Explicit NNSPs: Junctions
A junction is an atomic name that is bound to an NNSP. It is a terminal name in the superior naming system. There is no limit to the number of junctions bound in a single context, except that imposed by the context. A context can reserve certain names for use as junctions or have other policies for selecting names for use as junctions. The conventions used for identifying junctions and their references are context-specific.
Composite name resolution involving junctions proceeds as follows, depending on whether the context supports strong or weak separation.
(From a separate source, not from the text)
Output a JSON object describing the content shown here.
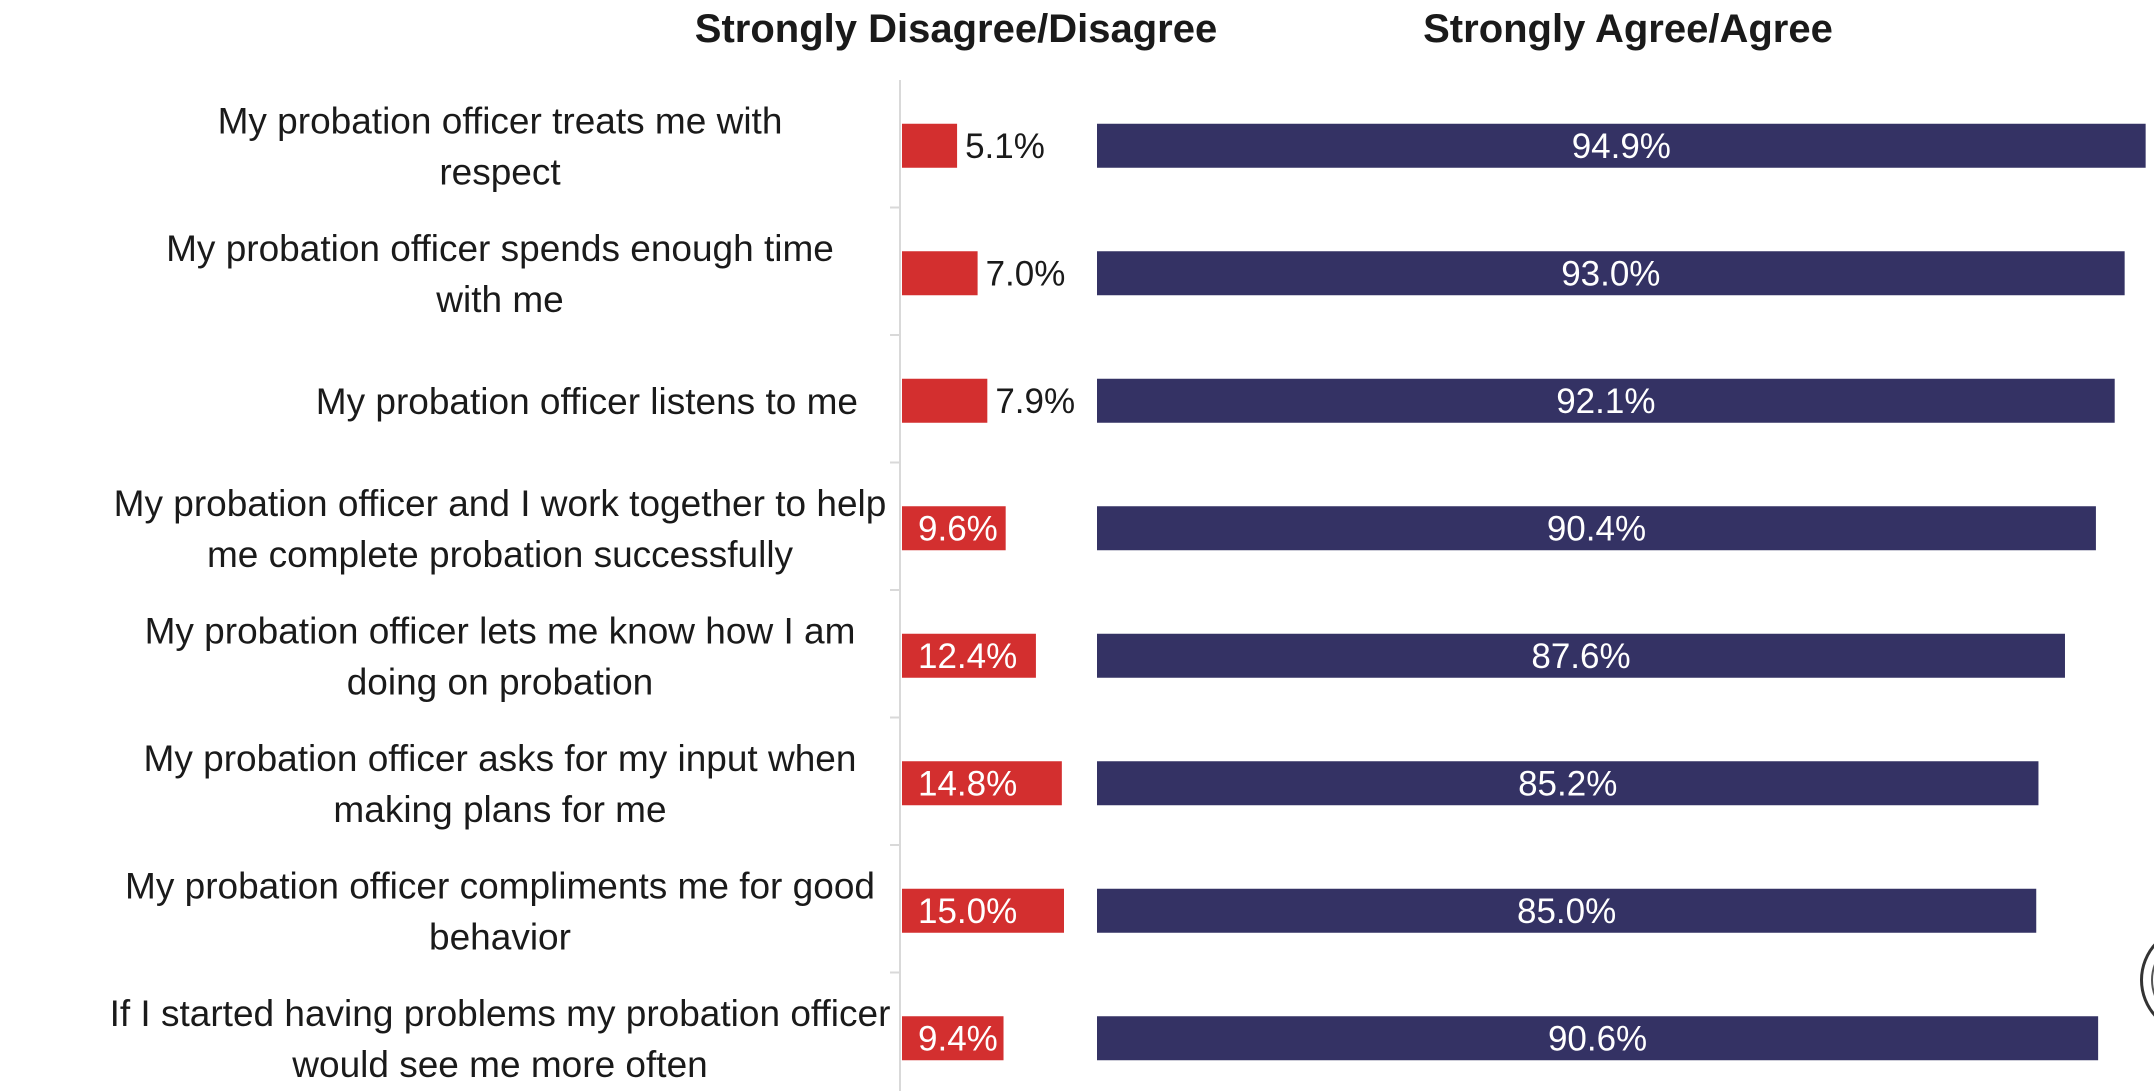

A context that supports strong separation and junctions consumes the first component of the composite name supplied to it. The last atomic name of the first component must be a junction. Any remaining components are resolved in the context named by the junction.
A context that supports weak separation and junctions resolves a composite name by consuming leading components until a junction is reached, at which point resolution of any remaining components is continued in the context resolved by the junction. Determination of whether a component is a junction can be done statically, using a syntactic policy, or dynamically during resolution.